Human-Aware Design and Governance
Conventional engineering models often treat human behavior as noise or constraint. But human built systems are socio-technical by nature: their performance, resilience, and legitimacy depend fundamentally on human decisions as users, institutions, and communities. As cities becomes more complex and digitally augmented, understanding and modelling human actions becomes more critical.
Our work develops and applies models of decision-making, choice, institutional behavior, and stakeholder engagement within engineering contexts. We study how cognitive, organizational, and political dynamics shape decisions under uncertainty, and how system design can better anticipate human actions. This includes work on choice models, agent-based modelling, embedded AI, decision visualization, and the localization of operational and policy decisions. The goal is to reframe design and governance as not only a technical system, but as a space of evolving human decision and interaction.
Nature-Based Solutions and Ecological Integration
Nature-based solutions offer promising alternatives to conventional approaches, with potential benefits for biodiversity, community health, and long-term resilience. However, these solutions introduce new complexities into infrastructure planning, particularly around performance uncertainty, ecological feedbacks, and institutional coordination.
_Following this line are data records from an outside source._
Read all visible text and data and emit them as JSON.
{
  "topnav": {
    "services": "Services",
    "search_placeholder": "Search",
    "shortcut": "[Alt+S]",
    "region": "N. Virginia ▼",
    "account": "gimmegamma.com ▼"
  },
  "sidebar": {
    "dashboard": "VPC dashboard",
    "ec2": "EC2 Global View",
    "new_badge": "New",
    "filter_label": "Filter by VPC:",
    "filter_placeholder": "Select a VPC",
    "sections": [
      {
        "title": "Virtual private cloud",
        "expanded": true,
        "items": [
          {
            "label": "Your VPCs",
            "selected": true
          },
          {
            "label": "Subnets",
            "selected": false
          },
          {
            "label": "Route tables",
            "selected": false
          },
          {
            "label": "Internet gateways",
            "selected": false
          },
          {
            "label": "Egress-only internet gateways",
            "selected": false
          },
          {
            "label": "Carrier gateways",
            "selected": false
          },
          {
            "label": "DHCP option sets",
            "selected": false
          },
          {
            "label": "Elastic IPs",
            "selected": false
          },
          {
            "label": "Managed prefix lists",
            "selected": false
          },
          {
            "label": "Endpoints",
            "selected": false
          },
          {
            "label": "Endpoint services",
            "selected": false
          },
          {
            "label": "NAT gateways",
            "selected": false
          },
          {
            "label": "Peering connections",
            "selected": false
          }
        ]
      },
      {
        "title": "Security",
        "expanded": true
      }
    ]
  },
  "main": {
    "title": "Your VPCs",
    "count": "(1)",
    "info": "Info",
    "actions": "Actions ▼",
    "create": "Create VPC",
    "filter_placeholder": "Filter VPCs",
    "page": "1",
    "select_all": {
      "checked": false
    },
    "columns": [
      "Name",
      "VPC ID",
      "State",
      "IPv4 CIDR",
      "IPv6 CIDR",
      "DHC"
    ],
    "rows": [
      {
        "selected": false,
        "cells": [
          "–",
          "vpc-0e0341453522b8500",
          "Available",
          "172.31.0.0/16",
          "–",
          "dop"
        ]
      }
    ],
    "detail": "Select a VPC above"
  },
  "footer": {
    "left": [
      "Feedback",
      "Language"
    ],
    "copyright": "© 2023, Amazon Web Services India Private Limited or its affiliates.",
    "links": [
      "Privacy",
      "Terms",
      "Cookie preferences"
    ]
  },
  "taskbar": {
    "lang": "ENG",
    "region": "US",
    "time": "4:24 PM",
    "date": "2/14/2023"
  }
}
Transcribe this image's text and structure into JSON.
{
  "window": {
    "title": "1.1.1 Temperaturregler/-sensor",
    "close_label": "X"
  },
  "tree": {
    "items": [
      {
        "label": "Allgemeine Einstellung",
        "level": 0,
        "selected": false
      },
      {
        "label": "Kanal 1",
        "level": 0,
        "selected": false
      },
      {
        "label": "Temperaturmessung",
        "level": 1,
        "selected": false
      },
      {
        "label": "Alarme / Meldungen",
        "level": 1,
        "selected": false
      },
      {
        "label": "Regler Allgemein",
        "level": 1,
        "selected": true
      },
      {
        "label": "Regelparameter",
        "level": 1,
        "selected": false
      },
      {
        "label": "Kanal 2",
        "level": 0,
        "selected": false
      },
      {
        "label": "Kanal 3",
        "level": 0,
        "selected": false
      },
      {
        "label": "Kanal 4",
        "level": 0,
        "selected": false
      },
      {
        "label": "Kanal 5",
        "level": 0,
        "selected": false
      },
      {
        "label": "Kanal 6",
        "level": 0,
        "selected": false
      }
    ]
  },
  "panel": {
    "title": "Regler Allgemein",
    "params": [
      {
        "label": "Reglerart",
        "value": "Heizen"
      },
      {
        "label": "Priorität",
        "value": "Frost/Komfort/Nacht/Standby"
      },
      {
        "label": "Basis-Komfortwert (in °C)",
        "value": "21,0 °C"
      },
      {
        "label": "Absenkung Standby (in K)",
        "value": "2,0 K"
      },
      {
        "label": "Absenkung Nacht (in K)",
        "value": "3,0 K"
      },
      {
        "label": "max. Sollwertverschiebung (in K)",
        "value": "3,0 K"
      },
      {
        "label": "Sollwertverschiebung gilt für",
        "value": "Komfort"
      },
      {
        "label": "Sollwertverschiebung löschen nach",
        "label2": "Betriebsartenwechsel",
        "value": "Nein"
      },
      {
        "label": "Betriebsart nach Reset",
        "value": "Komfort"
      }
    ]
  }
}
We investigate how nature-based infrastructure can be better modeled, evaluated, and governed as part of broader systems. We incorporate principles of ecological resilience and coupled socio-enviornmental knowledge into our research and approaches. This includes the development of methods to quantify ecological co-benefits, optimize performance under uncertainty, and incorporate stakeholder values in design and implementation. The challenge is not only technical; it is also epistemic and institutional, requiring new frameworks for aligning ecological knowledge with engineering decision processes.
Building a New Generation of Systems Thinkers
Meeting today’s infrastructure challenges requires new capabilities in engineering education and practice. As systems become more integrated, data-intensive, and participatory, engineers and scientists must be equipped to work across disciplinary boundaries, interpret complex feedbacks, and engage with the social dimensions of their work.
The Blue-Green Decisions Lab is committed to cultivating the next generation of systems thinkers through interdisciplinary research, mentorship, and experiential learning. Students and collaborators work on real-world infrastructure problems involving decision-support modeling, human behavior, stakeholder engagement, and resilience planning. Through this training, we aim to build capacity for a new kind of infrastructure professional: one who understands not just how systems function, but how they fail, adapt, and evolve — and how people shape them along the way.